O garção ia e vinha, quando, à frente deles, o televisor exibiu a figura de conhecido repórter, que passou ao seguinte noticiário, lendo expressiva nota da imprensa:

 “O mundo atual sofre o risco de ser destruído pela sua própria grandeza no campo da inteligência. O perigo mais insidioso, talvez, é que numerosas conquistas científicas, realizadas com intentos de paz, possam ser empregadas, de um instante para outro, nos objetivos de guerra. As descobertas na biologia molecular são utilizáveis no desenvolvimento de agentes letais e aquelas que se relacionam com as drogas abrem horizontes à ofensiva psicoquímica. Sabe-se que as armas biológicas, em forma de “spray”, são de fácil confecção, com possibilidades de espalhar a peste sobre homens e animais. A chamada “febre de coelhos”, conduzida por uma tonelada de “spray”, através de nuvens, dirigidas pelo vento, pode anular a resistência de milhões de pessoas. Um homem só, carregando pequena maleta de “vírus”, é capaz de contaminar as reservas de água endereçada à manutenção de grande cidade, conturbando-lhe a vida. Está demonstrando ainda que, com recursos microbianos, é possível, em pouco tempo, enlouquecer populações maciças. Uma tonelada de ácido lisérgico distribuída entre os habitantes de qualquer grande metrópole, através de canais alimentares, poderá torná-los esquizofrênicos, durante o tempo que isso venha a interessar ao inimigo. Químicos ilustres já asseveram que o mundo de hoje dispõe de venenos tão poderosos que bastarão alguns quilos deles para estabelecer a perturbação mental de nações inteiras. Fala-se agora que não é impossível operar ruturas na camada de ozônio que circunda a Terra, de modo a queimar lentamente as criaturas domiciliadas nas regiões que ficaram desprotegidas contra os raios solares infravermelhos. Além de tudo, comenta-se a possibilidade da criação de bombas nucleares semoventes, aptas a caminharem com os implementos próprios e que serão detidas tão-só pela explosão de um artefato atômico. Esses engenhos sinistros transportariam a sua própria carga e, se colocadas no rumo de determinadas zonas inimigas, reclamariam a utilização de um foguete interceptador significando autodestruição para qualquer grupo alinhado em defensiva...”

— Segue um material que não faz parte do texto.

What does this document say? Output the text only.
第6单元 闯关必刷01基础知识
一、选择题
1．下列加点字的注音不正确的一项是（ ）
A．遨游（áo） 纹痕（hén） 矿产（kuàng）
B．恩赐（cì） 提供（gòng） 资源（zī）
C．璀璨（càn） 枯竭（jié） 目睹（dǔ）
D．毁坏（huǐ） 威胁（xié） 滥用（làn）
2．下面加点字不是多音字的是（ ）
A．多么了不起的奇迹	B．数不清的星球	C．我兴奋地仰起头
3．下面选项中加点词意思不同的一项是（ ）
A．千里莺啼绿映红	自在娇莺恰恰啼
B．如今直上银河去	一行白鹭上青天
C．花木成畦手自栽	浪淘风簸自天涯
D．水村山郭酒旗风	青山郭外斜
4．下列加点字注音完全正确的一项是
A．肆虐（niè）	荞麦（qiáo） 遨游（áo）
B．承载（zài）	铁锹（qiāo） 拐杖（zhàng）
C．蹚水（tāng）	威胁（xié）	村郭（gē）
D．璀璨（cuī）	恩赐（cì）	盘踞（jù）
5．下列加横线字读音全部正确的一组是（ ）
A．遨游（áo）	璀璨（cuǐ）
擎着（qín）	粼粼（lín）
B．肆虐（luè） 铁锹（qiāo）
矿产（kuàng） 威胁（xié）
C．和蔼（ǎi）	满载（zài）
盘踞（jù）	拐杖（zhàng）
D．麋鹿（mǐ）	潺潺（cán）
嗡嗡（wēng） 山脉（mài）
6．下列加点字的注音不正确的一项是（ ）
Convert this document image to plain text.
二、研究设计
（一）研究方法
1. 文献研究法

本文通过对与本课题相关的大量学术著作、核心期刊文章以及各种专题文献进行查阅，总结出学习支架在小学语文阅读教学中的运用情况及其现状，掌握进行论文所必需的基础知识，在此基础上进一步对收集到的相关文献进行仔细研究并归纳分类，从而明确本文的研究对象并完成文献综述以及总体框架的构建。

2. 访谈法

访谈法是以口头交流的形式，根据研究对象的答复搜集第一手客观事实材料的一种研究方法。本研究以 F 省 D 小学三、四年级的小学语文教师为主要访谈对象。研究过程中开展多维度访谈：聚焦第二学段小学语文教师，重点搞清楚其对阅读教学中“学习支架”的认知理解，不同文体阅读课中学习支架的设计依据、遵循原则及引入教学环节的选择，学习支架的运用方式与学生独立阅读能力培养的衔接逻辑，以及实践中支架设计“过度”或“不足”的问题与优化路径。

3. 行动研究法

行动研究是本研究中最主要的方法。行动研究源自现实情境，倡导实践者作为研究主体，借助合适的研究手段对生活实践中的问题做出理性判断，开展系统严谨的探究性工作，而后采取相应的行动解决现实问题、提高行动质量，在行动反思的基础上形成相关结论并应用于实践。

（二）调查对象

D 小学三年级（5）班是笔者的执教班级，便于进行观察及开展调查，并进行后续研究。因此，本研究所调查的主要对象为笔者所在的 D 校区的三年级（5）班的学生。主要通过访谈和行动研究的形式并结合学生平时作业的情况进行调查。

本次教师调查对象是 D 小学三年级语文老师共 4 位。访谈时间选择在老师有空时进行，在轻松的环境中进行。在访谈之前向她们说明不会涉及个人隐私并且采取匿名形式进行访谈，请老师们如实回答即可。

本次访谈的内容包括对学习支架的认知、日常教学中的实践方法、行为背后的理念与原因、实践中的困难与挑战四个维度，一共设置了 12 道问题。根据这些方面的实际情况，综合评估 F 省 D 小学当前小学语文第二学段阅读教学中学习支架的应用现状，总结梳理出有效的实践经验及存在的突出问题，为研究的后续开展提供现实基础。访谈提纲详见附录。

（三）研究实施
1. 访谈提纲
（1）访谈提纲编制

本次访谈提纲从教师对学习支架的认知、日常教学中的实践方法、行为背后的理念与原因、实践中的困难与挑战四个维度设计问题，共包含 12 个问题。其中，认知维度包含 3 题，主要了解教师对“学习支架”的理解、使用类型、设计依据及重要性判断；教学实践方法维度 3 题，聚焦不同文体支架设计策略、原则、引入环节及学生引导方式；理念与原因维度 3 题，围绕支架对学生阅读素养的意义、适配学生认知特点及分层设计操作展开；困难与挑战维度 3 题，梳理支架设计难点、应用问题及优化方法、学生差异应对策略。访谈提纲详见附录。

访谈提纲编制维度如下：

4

 O comentário deu lugar a programa diferente e Ferreira falou para o companheiro impressionado:

- Viu e ouviu com exatidão? A ciência é luz no cérebro, mas, só por si, não resolve os problemas da Humanidade. Que diz você de tão inquietantes perspectivas?

- É... é... – gaguejou Teles, evidentemente desapontado.

Toda a resposta dele, porém, não passou disso.